Is It Me… Or?

I sure know how to pick ’em.

I’ve never been in a relationship. I’ve had lustful interests and a handful of successful “date” outings, but never a real partner. My first faux relationship happened during my sophomore year; I frequented a coffee truck right outside my college and the guy always made my coffee order. From there, we went on a few dates and him being the first guy I’ve ever dated, I put all my trust in him. I believed every word he said and admired his gestures. I then sublet my apartment to him since I was going to be gone for a few months.

I was a virgin, and he was a grown man with sexual experience.

I came back from my roadtrip and discovered he fulfilled his needs with a woman six years older than him. I trusted my gut and kicked him out of my apartment. After that moment, I realised his talent with words. He was a manipulative, sex-craved man and I was a naive, inexperienced girl.

Later down the line, I had a few more dates here and there but never pursued or been pursued further.

Now in Australia, I dated one man in the beginning of my stay, but he was upfront and truthful of his intentions and I appreciated it. Then I met this new man at work, who conveniently had just gotten out of a long term relationship. Six months since his break-up, he said he didn’t want to see anyone but me.

“I’m really happy with you.”

“I feel good when I’m with you”

“I really really like you.”

I, as a fool, believed him.

Fool me once, shame on you: check; fool me twice, shame on me: check check.

One day, I received a message request on Instagram. It was from his ex. I proceeded to screenshot the unnecessary long message to him, and my relationship with him has gone downhill ever since.

He’s back with his ex – my gut tells me – so I’ve made some Lemonade.

Having a relationship is like having additional emotional baggage. Another person to worry about their happiness and needs, and I have no time for that.

I want to feel appreciated and needed; I want a man to chase me; I want a man to try to get my attention; if he messes up, to go the extra mile to reestablish trust. I would do the same if I made a mistake.

In yet another failed attempt of a “relationship,” I’ve lost hope in that form of happiness. I’ve been so immature in focusing on doing things to spark guys interest in me, I’ve forgotten my worth.
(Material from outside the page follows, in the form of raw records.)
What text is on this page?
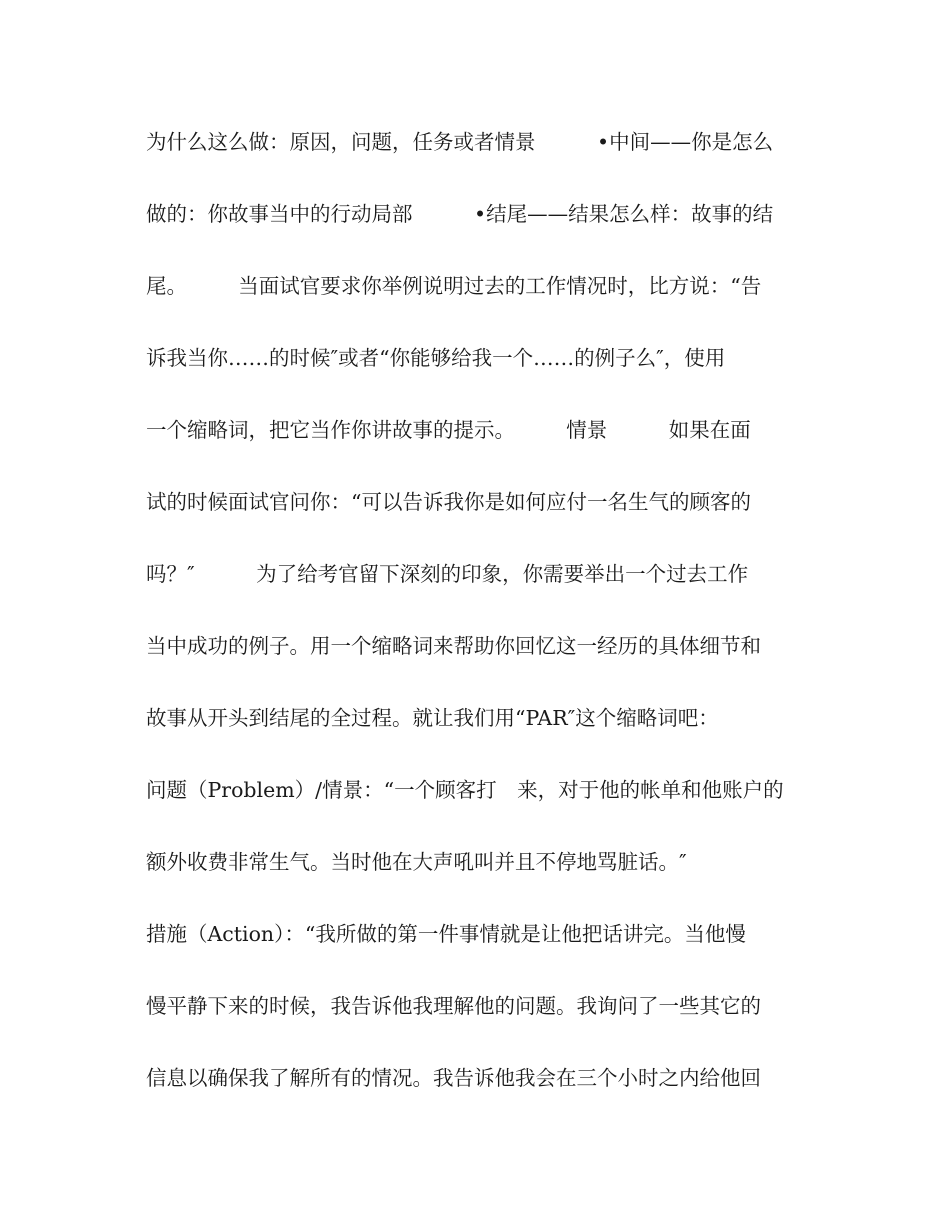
为什么这么做：原因，问题，任务或者情景　　　•中间——你是怎么
做的：你故事当中的行动局部　　　•结尾——结果怎么样：故事的结
尾。　　　当面试官要求你举例说明过去的工作情况时，比方说：“告
诉我当你……的时候″或者“你能够给我一个……的例子么″，使用
一个缩略词，把它当作你讲故事的提示。　　　情景　　　如果在面
试的时候面试官问你：“可以告诉我你是如何应付一名生气的顾客的
吗？″　　　为了给考官留下深刻的印象，你需要举出一个过去工作
当中成功的例子。用一个缩略词来帮助你回忆这一经历的具体细节和
故事从开头到结尾的全过程。就让我们用“PAR″这个缩略词吧：
问题（Problem）/情景：“一个顾客打　来，对于他的帐单和他账户的
额外收费非常生气。当时他在大声吼叫并且不停地骂脏话。″
措施（Action）：“我所做的第一件事情就是让他把话讲完。当他慢
慢平静下来的时候，我告诉他我理解他的问题。我询问了一些其它的
信息以确保我了解所有的情况。我告诉他我会在三个小时之内给他回
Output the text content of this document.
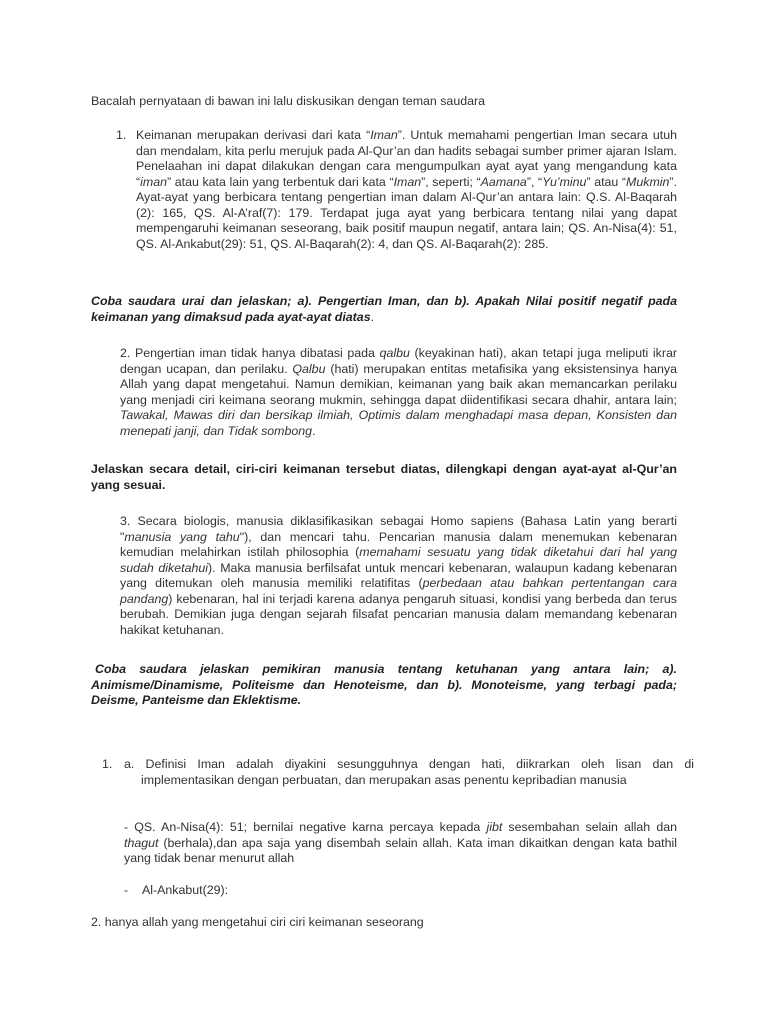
Bacalah pernyataan di bawan ini lalu diskusikan dengan teman saudara
1. Keimanan merupakan derivasi dari kata “Iman”. Untuk memahami pengertian Iman secara utuh dan mendalam, kita perlu merujuk pada Al-Qur’an dan hadits sebagai sumber primer ajaran Islam. Penelaahan ini dapat dilakukan dengan cara mengumpulkan ayat ayat yang mengandung kata “iman” atau kata lain yang terbentuk dari kata “Iman”, seperti; “Aamana”, “Yu’minu” atau “Mukmin”. Ayat-ayat yang berbicara tentang pengertian iman dalam Al-Qur’an antara lain: Q.S. Al-Baqarah (2): 165, QS. Al-A’raf(7): 179. Terdapat juga ayat yang berbicara tentang nilai yang dapat mempengaruhi keimanan seseorang, baik positif maupun negatif, antara lain; QS. An-Nisa(4): 51, QS. Al-Ankabut(29): 51, QS. Al-Baqarah(2): 4, dan QS. Al-Baqarah(2): 285.
Coba saudara urai dan jelaskan; a). Pengertian Iman, dan b). Apakah Nilai positif negatif pada keimanan yang dimaksud pada ayat-ayat diatas.
2. Pengertian iman tidak hanya dibatasi pada qalbu (keyakinan hati), akan tetapi juga meliputi ikrar dengan ucapan, dan perilaku. Qalbu (hati) merupakan entitas metafisika yang eksistensinya hanya Allah yang dapat mengetahui. Namun demikian, keimanan yang baik akan memancarkan perilaku yang menjadi ciri keimana seorang mukmin, sehingga dapat diidentifikasi secara dhahir, antara lain; Tawakal, Mawas diri dan bersikap ilmiah, Optimis dalam menghadapi masa depan, Konsisten dan menepati janji, dan Tidak sombong.
Jelaskan secara detail, ciri-ciri keimanan tersebut diatas, dilengkapi dengan ayat-ayat al-Qur’an yang sesuai.
3. Secara biologis, manusia diklasifikasikan sebagai Homo sapiens (Bahasa Latin yang berarti "manusia yang tahu"), dan mencari tahu. Pencarian manusia dalam menemukan kebenaran kemudian melahirkan istilah philosophia (memahami sesuatu yang tidak diketahui dari hal yang sudah diketahui). Maka manusia berfilsafat untuk mencari kebenaran, walaupun kadang kebenaran yang ditemukan oleh manusia memiliki relatifitas (perbedaan atau bahkan pertentangan cara pandang) kebenaran, hal ini terjadi karena adanya pengaruh situasi, kondisi yang berbeda dan terus berubah. Demikian juga dengan sejarah filsafat pencarian manusia dalam memandang kebenaran hakikat ketuhanan.
Coba saudara jelaskan pemikiran manusia tentang ketuhanan yang antara lain; a). Animisme/Dinamisme, Politeisme dan Henoteisme, dan b). Monoteisme, yang terbagi pada; Deisme, Panteisme dan Eklektisme.
1. a. Definisi Iman adalah diyakini sesungguhnya dengan hati, diikrarkan oleh lisan dan di implementasikan dengan perbuatan, dan merupakan asas penentu kepribadian manusia
- QS. An-Nisa(4): 51; bernilai negative karna percaya kepada jibt sesembahan selain allah dan thagut (berhala),dan apa saja yang disembah selain allah. Kata iman dikaitkan dengan kata bathil yang tidak benar menurut allah
- Al-Ankabut(29):
2. hanya allah yang mengetahui ciri ciri keimanan seseorang
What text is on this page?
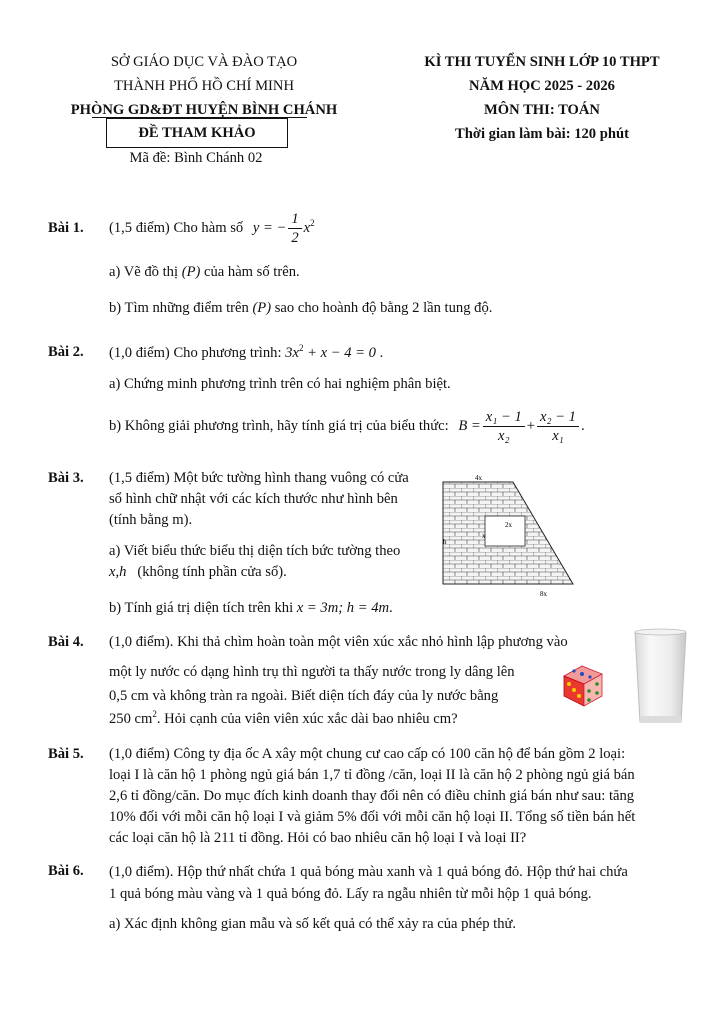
SỞ GIÁO DỤC VÀ ĐÀO TẠO
THÀNH PHỐ HỒ CHÍ MINH
PHÒNG GD&ĐT HUYỆN BÌNH CHÁNH
ĐỀ THAM KHẢO
Mã đề: Bình Chánh 02
KÌ THI TUYỂN SINH LỚP 10 THPT
NĂM HỌC 2025 - 2026
MÔN THI: TOÁN
Thời gian làm bài: 120 phút
Bài 1. (1,5 điểm) Cho hàm số y = − $\frac{1}{2} x^2$
a) Vẽ đồ thị (P) của hàm số trên.
b) Tìm những điểm trên (P) sao cho hoành độ bằng 2 lần tung độ.
Bài 2. (1,0 điểm) Cho phương trình: $3x^2 + x - 4 = 0$ .
a) Chứng minh phương trình trên có hai nghiệm phân biệt.
b) Không giải phương trình, hãy tính giá trị của biểu thức: $B = \frac{\text{x₁ − 1}}{\text{x₂}} + \frac{\text{x₂ − 1}}{\text{x₁}}$ .
Bài 3. (1,5 điểm) Một bức tường hình thang vuông có cửa
sổ hình chữ nhật với các kích thước như hình bên
(tính bằng m).
a) Viết biểu thức biểu thị diện tích bức tường theo
x,h (không tính phần cửa sổ).
b) Tính giá trị diện tích trên khi x = 3m; h = 4m.
4x
2x
x
h
8x
Bài 4. (1,0 điểm). Khi thả chìm hoàn toàn một viên xúc xắc nhỏ hình lập phương vào
một ly nước có dạng hình trụ thì người ta thấy nước trong ly dâng lên
0,5 cm và không tràn ra ngoài. Biết diện tích đáy của ly nước bằng
250 $cm^2$. Hỏi cạnh của viên viên xúc xắc dài bao nhiêu cm?
Bài 5. (1,0 điểm) Công ty địa ốc A xây một chung cư cao cấp có 100 căn hộ để bán gồm 2 loại:
loại I là căn hộ 1 phòng ngủ giá bán 1,7 tỉ đồng /căn, loại II là căn hộ 2 phòng ngủ giá bán
2,6 tỉ đồng/căn. Do mục đích kinh doanh thay đổi nên có điều chỉnh giá bán như sau: tăng
10% đối với mỗi căn hộ loại I và giảm 5% đối với mỗi căn hộ loại II. Tổng số tiền bán hết
các loại căn hộ là 211 tỉ đồng. Hỏi có bao nhiêu căn hộ loại I và loại II?
Bài 6. (1,0 điểm). Hộp thứ nhất chứa 1 quả bóng màu xanh và 1 quả bóng đỏ. Hộp thứ hai chứa
1 quả bóng màu vàng và 1 quả bóng đỏ. Lấy ra ngẫu nhiên từ mỗi hộp 1 quả bóng.
a) Xác định không gian mẫu và số kết quả có thể xảy ra của phép thử.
I’ve begun to doubt my skills, capabilities, intelligence, looks, and personality.

Why is it that I always choose those who’ll inevitably hurt me? Perhaps I’m a masochist; I do do Crossfit.

I do wonder if I’ll ever be loved by another human (parents not included). I also wonder if the guy’s interest wouldn’t have fallen had I not discovered the message request.

ANYWAYS

It’s time to grow up and stop caring about what others think, and more importantly, to stop comparing myself to others. It’s become as unhealthy as my binging of fries. To all my single ladies, don’t settle for anything less. Find a man who complements you. Through my misfortunes, I think I almost got it.